December 11, 2006

A distant tugging at my soul and here I am alone for all the world to see. Fine that was just random word strung together to make something. But this is my blog and I can write what I want, though slowly this is starting to mean nothing to me since all of this is the same that it was a week ago, a month ago, a year ago. Nothing ever changes. For example, yet another senior rep. possistion opened and just like a month ago and eight months ago and ten months ago I'm going to apply for it. And just like happened last time, and the time before and the time before that, I'll come this close *hold fingers* but not quite there. How many times does this have to happen before I finally give up? And what do I mean by give up? I don't know anymore, all I know is that something got to give soon.
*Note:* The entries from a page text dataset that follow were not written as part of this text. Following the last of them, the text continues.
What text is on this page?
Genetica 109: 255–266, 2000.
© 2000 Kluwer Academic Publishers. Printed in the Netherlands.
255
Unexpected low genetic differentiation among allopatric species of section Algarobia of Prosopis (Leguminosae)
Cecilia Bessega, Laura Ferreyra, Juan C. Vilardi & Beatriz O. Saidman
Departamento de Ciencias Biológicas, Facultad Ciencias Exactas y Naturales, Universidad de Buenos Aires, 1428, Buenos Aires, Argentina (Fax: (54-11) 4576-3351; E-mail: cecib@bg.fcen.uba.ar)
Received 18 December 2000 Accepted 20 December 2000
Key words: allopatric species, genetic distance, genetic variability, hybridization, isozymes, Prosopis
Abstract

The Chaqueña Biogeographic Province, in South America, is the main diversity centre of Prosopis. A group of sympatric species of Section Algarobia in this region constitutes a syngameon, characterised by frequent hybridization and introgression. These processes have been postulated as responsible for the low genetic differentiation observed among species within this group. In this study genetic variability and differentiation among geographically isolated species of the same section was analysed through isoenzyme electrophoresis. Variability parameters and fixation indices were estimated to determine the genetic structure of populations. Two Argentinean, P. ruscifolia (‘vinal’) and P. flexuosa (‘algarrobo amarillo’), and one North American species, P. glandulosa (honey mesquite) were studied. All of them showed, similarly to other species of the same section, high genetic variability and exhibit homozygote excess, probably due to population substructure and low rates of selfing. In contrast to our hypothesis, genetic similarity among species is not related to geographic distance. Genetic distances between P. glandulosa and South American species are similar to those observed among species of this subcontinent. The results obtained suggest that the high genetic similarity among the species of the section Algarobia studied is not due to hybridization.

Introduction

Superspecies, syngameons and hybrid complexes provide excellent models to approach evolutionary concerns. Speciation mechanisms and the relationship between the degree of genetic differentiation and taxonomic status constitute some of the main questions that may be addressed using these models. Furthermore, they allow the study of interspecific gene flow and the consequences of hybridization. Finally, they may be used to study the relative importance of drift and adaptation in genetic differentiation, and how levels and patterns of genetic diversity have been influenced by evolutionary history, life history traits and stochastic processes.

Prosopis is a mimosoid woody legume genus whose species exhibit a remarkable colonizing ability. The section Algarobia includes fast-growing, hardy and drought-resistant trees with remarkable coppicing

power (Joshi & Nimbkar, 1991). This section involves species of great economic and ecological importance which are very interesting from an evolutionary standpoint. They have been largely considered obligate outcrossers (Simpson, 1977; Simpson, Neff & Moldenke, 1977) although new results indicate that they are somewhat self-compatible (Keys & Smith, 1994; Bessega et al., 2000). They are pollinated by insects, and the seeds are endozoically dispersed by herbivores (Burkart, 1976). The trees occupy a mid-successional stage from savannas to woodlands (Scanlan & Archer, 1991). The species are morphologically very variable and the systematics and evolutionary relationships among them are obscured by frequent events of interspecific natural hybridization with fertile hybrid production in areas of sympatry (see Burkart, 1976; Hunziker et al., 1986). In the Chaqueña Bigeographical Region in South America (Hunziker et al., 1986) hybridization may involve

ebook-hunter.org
Either I get the job and my routine is broken, or I don't get the job and my routine isn't broken, in which case I'll probably do something drastic that I'll regret, or maybe I won't. Maybe I really am a bi-polar schizophrenic sociopath. Maybe I'm just a product of mental illness, and if this were true, I cannot be held responsible for any actions. Imagine the possibilities.

2 comments:

Anonymous said...

you are a bright and capable person Jason, don't forget that even as you discover what has plagued you this whole time, even understanding why some things are the way they are...don't let that cause you to do something horrible. =(

Anonymous said...

By recognizing your moral responsibility you are already morally responsible.